To our Aussie friends, Glenn & Carolin from Fontaine, thank you for your warm smiles. John and I walked away feeling so comforted by your smiles and your conversation. So happy to have shared a few moments with you. We bless you in Jesus name!
To Giorgio on the train, thank you for looking out for us, for your thoughtful conversation, and hosting us to a quick and delicious focaccia pizza in Genova. We bless you and thank you. Please let us know next time you are in the states!!)
So each day has been filled, whiplashing from extreme to extreme, and we make our way closer to Africa, seeing lands along the way, resting our heads in lovely, strange places. For a girl like me – who loves taking a slow pace, a savorer, a romantic – these days are hard phsyically and emotionally. Draining, and then so filling. Drained and filled and drained and filled. I know He is preparing us for that empty-vessel life He longs for us all to have.

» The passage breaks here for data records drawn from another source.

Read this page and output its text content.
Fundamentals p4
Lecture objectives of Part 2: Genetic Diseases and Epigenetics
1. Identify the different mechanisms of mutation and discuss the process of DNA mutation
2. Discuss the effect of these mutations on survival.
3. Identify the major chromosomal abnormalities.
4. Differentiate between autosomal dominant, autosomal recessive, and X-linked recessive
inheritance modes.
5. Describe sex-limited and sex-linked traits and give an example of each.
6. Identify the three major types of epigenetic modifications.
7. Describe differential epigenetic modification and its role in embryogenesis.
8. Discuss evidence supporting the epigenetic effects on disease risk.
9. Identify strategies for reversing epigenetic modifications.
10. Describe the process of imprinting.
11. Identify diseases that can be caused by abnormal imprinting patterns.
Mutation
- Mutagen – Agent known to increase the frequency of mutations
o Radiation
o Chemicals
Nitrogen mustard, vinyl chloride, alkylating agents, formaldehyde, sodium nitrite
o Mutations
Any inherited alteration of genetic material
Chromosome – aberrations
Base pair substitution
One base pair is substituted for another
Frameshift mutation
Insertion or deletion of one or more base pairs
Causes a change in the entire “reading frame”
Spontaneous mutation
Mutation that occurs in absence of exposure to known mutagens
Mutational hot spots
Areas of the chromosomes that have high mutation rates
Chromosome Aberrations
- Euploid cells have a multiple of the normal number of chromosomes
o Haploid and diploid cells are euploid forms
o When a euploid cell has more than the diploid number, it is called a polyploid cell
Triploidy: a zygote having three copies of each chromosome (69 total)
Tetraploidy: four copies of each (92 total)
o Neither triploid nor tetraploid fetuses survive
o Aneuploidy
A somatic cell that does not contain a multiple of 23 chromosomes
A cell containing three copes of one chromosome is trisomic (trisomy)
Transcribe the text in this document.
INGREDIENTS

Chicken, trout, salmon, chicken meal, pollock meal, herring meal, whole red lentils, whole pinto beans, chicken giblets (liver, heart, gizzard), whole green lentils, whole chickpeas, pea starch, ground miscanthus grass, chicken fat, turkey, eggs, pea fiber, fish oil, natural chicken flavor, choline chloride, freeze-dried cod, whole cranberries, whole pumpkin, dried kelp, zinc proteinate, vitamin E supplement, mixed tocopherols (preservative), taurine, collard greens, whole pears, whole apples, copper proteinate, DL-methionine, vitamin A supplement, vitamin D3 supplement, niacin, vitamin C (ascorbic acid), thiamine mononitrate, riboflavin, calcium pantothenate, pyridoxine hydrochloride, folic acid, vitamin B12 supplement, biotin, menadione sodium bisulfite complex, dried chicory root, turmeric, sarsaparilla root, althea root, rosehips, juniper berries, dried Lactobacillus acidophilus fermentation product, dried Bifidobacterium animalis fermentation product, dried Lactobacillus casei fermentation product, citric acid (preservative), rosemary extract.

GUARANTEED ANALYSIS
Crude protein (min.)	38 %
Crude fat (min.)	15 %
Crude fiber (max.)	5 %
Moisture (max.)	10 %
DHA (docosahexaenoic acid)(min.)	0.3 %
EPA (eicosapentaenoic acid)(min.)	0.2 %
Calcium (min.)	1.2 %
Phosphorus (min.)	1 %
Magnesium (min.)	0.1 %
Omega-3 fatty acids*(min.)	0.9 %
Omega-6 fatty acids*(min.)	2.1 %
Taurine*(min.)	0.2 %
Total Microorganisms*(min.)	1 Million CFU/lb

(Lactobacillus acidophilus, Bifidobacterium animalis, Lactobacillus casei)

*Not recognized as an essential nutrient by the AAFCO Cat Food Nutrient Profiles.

It all only makes me more hungry for Jesus, His love, His healing, his Heaven, which encompasses these most mysterious and awe-inspiring parts of this earth – sanctified, complete, whole – and then some.
We are trying to complete some of our pre-Harvest School reading and training along the way, which has been pretty challenging but not impossible. We may or may not have fallen asleep during a few videos but I know God’s truths are paving an important path to prepare us for life and school. We are both looking forward to sitting still in our little cabin home in Johannesburg with our schoolmates and teachers for a while, to making new friends and working alongside others.
In the words of our other Aussie friend who swam and chatted with us in Villefranche sur Mer yesterday (she looked like Olivia Newton-John), “Feel the fear and do it anyway!”
At every crossroads where there has been fear and a temptation for a way out or way around, God has whispered, “Go through.”
At the end of every dark tunnel is blinding light.
At the end of every long, frightening night is the break of dawn.
Birthing pangs seem impossible except for the joy that is set before you – a new, breathing, pulsing life.